Sunflower Quinoa Veggie Burgers

Rain, rain go away… It has been raining here for what feels like the last few weeks. I really don’t like the rain as I seem to get energy from the sun. Rain just seems to drain me. So I definitely needed a happy meal to liven up my spirits. Hello, veggie burgers!

We used to buy veggie burgers all the time. Sure they are easy to buy, but making them is really quite simple and so much better for you, as there are no preservatives added. And you can make them with anything you have lying around. I threw together whatever veggies were left in the fridge. These are similar to the Rustic Red Bean Veggie Burgers that I made a while ago, but with a slight variation of ingredients. This time I used different vegetables, and red quinoa instead of brown rice.

We loved the flavours and the red quinoa added a slight crunch factor. It was definitely one of our favourites and they even stayed together nicely while cooking. You’ll have to play around with the amount of flour as too little or too much and they will fall apart, but once you get the right balance they should be perfect. It’s kinda like doing poses in yoga such as crow; it’s all about finding that balance.

The above is Ian finding his balance and doing crow on Chaweng beach in Koh Samui, Thailand. I would love to be back there right now.
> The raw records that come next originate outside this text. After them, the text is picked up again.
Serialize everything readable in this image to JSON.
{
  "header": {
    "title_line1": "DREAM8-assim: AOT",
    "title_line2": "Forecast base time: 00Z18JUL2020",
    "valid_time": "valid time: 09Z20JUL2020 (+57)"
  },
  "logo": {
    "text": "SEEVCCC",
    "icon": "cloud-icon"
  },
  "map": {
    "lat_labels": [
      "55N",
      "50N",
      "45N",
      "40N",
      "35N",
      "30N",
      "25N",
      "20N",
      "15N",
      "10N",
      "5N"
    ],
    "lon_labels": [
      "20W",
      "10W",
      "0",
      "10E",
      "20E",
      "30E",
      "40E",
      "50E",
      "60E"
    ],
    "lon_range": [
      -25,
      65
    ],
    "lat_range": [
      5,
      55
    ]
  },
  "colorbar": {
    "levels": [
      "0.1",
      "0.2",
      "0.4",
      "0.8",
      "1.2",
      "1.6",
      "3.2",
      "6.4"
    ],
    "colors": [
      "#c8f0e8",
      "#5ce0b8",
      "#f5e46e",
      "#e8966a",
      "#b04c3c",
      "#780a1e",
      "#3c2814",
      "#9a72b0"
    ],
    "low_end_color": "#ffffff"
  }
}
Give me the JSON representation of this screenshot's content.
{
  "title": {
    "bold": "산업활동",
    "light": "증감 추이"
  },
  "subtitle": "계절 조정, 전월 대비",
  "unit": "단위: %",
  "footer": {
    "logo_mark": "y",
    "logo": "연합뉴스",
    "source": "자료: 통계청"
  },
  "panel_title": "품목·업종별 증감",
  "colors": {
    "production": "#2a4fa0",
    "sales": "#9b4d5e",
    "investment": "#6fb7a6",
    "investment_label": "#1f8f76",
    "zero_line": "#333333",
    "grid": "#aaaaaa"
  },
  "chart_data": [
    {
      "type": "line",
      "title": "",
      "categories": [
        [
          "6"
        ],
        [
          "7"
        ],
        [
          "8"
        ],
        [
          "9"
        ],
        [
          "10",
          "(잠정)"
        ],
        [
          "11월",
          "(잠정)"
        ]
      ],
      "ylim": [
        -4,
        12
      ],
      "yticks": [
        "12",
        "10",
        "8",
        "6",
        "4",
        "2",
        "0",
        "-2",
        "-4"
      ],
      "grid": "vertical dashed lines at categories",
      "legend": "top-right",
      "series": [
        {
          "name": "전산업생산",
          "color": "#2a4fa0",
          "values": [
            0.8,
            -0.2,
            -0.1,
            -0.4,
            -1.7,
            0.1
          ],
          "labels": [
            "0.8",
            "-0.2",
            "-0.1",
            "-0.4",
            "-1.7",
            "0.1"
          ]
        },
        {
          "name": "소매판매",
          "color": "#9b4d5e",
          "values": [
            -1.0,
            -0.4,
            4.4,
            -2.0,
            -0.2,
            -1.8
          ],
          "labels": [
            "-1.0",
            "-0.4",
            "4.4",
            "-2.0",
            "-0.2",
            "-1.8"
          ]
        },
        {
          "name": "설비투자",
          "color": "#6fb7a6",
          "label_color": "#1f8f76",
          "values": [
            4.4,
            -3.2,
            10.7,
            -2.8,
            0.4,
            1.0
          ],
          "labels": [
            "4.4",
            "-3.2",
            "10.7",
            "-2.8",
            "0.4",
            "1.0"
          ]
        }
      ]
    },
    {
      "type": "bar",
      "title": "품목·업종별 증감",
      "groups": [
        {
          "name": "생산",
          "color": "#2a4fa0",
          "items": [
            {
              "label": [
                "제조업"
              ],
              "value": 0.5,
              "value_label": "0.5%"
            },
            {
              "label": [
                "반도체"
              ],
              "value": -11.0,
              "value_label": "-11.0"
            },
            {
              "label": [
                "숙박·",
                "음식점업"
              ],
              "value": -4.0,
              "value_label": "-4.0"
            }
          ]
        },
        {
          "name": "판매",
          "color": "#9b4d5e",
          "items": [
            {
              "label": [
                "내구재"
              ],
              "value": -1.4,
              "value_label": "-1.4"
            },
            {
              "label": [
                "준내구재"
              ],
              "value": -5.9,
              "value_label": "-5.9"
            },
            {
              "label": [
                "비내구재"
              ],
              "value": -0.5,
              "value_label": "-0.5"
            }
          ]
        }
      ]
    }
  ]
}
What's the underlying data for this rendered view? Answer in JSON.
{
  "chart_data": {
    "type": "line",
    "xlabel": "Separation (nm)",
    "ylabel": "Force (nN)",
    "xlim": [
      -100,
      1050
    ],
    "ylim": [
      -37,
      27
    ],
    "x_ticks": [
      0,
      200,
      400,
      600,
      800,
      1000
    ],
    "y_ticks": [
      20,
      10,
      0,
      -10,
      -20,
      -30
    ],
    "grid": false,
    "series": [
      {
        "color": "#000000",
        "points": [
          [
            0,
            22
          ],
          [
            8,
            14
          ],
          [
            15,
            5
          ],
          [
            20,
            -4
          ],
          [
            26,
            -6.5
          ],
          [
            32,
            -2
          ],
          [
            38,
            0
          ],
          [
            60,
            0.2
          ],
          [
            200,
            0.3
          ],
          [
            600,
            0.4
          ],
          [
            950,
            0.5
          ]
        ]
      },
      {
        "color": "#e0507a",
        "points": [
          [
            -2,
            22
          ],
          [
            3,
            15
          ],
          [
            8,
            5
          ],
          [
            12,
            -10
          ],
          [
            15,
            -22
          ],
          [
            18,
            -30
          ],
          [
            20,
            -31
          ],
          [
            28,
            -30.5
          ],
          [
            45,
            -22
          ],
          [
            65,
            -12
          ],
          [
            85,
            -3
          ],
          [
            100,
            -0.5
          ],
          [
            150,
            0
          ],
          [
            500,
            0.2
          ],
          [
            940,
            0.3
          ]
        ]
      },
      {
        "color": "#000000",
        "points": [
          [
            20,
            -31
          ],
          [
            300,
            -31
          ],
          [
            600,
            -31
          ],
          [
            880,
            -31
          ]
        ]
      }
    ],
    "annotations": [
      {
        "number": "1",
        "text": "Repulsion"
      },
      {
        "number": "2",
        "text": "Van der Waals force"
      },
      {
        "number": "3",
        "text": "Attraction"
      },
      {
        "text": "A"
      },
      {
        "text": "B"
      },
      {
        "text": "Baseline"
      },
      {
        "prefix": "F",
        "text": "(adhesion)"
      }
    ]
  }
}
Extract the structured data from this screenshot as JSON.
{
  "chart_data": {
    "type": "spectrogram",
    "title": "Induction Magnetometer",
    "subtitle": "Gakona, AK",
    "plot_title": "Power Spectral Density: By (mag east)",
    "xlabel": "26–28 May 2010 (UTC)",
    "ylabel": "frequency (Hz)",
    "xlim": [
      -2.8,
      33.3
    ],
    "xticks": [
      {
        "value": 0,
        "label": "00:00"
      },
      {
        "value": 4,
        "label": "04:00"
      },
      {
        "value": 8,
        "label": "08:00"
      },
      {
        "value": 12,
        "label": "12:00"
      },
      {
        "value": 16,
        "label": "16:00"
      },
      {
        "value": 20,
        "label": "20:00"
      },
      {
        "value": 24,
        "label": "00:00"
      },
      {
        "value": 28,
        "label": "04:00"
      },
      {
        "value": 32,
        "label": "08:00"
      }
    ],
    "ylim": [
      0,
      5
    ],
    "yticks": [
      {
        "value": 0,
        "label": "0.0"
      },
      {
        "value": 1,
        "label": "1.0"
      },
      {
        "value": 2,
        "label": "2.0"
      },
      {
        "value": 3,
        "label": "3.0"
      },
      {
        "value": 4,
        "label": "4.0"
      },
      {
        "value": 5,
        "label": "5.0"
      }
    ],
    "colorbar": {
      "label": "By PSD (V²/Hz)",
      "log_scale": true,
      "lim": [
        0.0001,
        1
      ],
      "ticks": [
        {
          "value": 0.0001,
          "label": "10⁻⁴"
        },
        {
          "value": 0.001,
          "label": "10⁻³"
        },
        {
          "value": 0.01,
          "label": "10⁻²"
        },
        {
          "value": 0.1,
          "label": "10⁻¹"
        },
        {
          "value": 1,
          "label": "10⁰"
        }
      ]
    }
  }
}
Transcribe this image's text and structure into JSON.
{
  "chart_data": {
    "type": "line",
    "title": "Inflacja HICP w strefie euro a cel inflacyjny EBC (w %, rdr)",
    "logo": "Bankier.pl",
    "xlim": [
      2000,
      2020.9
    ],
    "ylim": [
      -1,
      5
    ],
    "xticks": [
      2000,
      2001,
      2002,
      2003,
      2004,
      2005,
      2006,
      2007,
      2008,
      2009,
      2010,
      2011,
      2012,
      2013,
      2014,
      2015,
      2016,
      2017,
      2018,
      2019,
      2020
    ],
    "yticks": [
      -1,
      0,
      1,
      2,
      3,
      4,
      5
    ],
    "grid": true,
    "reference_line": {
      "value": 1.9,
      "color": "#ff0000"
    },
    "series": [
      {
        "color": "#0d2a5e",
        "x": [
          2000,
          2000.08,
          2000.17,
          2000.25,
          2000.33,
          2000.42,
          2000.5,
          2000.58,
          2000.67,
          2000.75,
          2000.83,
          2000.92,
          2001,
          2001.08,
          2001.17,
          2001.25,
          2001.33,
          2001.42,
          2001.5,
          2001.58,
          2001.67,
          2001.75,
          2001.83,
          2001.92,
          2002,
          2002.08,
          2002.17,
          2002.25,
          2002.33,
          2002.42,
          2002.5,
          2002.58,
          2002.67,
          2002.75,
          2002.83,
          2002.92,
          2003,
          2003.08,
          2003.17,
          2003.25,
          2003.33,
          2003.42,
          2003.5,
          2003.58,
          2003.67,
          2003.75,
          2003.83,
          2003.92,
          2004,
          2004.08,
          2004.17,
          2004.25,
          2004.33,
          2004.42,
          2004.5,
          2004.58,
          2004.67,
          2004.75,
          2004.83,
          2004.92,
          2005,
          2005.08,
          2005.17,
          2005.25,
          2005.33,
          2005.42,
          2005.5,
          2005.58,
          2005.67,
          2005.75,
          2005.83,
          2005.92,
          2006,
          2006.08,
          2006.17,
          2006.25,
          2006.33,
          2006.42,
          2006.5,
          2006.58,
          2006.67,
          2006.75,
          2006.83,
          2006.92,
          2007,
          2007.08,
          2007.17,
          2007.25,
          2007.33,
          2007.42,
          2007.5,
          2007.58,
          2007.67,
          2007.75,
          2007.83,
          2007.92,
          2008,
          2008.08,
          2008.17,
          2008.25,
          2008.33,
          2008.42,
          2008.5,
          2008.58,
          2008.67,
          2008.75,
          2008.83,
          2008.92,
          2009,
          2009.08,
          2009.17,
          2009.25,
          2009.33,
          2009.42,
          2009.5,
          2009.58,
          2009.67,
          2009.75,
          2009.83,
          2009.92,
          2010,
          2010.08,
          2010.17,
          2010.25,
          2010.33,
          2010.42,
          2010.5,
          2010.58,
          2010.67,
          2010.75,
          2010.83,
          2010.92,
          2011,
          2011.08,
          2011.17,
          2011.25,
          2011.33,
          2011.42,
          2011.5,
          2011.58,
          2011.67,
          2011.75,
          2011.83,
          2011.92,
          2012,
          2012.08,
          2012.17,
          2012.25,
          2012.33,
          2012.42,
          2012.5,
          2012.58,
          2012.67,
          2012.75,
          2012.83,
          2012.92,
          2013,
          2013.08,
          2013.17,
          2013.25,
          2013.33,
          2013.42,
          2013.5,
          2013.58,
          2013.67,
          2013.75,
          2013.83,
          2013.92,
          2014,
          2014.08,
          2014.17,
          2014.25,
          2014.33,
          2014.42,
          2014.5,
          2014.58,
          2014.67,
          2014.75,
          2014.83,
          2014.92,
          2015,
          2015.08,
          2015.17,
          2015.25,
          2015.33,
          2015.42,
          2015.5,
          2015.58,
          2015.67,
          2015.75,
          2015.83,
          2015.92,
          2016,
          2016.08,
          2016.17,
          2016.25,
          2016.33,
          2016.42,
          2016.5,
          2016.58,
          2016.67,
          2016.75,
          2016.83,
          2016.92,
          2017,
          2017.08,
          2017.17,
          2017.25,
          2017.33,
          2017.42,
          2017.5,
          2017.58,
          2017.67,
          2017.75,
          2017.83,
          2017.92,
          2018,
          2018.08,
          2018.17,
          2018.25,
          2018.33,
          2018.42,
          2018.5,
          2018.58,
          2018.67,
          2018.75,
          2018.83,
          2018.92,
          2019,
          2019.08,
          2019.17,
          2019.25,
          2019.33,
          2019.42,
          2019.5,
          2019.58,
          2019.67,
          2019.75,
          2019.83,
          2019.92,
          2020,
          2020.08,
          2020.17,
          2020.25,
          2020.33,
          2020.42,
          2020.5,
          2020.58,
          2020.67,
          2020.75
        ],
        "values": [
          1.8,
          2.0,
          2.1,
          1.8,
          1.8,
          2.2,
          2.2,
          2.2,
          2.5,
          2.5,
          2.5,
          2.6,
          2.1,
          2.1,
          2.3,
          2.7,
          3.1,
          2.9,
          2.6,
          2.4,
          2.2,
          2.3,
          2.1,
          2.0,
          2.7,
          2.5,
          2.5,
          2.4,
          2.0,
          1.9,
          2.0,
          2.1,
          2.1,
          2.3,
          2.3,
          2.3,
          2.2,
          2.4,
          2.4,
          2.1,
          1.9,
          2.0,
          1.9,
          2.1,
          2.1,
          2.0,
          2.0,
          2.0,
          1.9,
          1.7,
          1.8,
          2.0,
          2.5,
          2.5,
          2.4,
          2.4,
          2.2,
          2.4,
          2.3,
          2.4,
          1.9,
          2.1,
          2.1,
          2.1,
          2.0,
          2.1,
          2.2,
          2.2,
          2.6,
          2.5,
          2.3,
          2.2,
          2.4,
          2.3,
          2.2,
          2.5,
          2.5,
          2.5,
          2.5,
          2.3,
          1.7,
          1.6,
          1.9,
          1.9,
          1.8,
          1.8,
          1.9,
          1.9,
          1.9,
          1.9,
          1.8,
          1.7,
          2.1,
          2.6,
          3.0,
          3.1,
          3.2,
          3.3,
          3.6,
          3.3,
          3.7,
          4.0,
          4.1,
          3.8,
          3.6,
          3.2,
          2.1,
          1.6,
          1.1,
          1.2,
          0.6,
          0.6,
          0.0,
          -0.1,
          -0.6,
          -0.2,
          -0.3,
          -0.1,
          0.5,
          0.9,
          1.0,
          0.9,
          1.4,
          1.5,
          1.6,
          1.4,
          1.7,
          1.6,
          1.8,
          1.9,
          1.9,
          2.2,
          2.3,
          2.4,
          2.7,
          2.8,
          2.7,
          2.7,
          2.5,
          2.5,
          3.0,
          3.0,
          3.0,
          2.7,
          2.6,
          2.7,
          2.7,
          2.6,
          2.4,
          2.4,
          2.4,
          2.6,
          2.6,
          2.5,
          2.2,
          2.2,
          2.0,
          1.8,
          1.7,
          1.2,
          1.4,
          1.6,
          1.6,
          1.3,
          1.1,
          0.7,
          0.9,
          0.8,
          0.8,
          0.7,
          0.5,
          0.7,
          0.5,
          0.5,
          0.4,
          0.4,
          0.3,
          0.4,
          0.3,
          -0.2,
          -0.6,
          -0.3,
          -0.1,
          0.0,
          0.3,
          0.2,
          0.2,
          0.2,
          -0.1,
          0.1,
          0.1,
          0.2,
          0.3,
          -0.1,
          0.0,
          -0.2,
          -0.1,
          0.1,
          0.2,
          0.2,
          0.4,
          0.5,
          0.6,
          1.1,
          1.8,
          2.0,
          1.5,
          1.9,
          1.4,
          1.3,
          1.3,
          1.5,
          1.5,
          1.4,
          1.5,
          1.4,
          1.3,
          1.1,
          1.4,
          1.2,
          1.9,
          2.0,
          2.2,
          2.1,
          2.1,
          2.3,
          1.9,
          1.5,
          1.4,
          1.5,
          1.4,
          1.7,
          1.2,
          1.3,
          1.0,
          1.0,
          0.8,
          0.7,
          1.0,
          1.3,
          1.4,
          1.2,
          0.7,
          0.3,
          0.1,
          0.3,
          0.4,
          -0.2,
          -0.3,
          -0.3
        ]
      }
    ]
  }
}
Sunflower Quinoa Veggie Burgers
Makes 10 veggie burgers. Perfect for freezing.
Each burger contains only 109kcal, 5g protein and 5g fibre.

Ingredients:

  • 1 zucchini
  • 1 cup cooked red kidney beans
  • 1 carrot, peeled and chopped
  • 2 green onions, washed well, chopped
  • 7 mushrooms (all I had left, could put more in)
  • 1 tbsp flax seeds
  • 1 cup cooked quinoa (I used red quinoa)
  • 1/2 cup quick oats
  • handful of fresh or frozen basil
  • 2 garlic cloves, minced
  • 1/4 cup sunflower seeds
  • 2 tbsp psyllium fibre
  • 1/4 cup homemade breadcrumbs
  • just under 1/4 cup spelt flour
  • 1/2 cup liquid egg white
  • Sea salt, fresh ground black pepper, chili flakes sprinkle to taste
  • Cayenne pepper, light dusting
  • Chili powder

Directions:

  • Place the first 10 ingredients into a food processor (if you have a small processor, like I do, you may need to add a few ingredients together first, blend, transfer to a big bowl and continue) and pulse.
  • Transfer to a bowl. Add the seeds, spices, psyllium fibre, breadcrumbs and liquid egg white. Stir to combine.
  • Add flour a little at a time until mixture comes together and is not too wet (but not too dry either).
  • Shape into 10 patties.
  • Spray a flat pan with some olive oil and place on med-high heat. When warm, add patties and let cook for about 5-8 minutes on each side or until golden brown.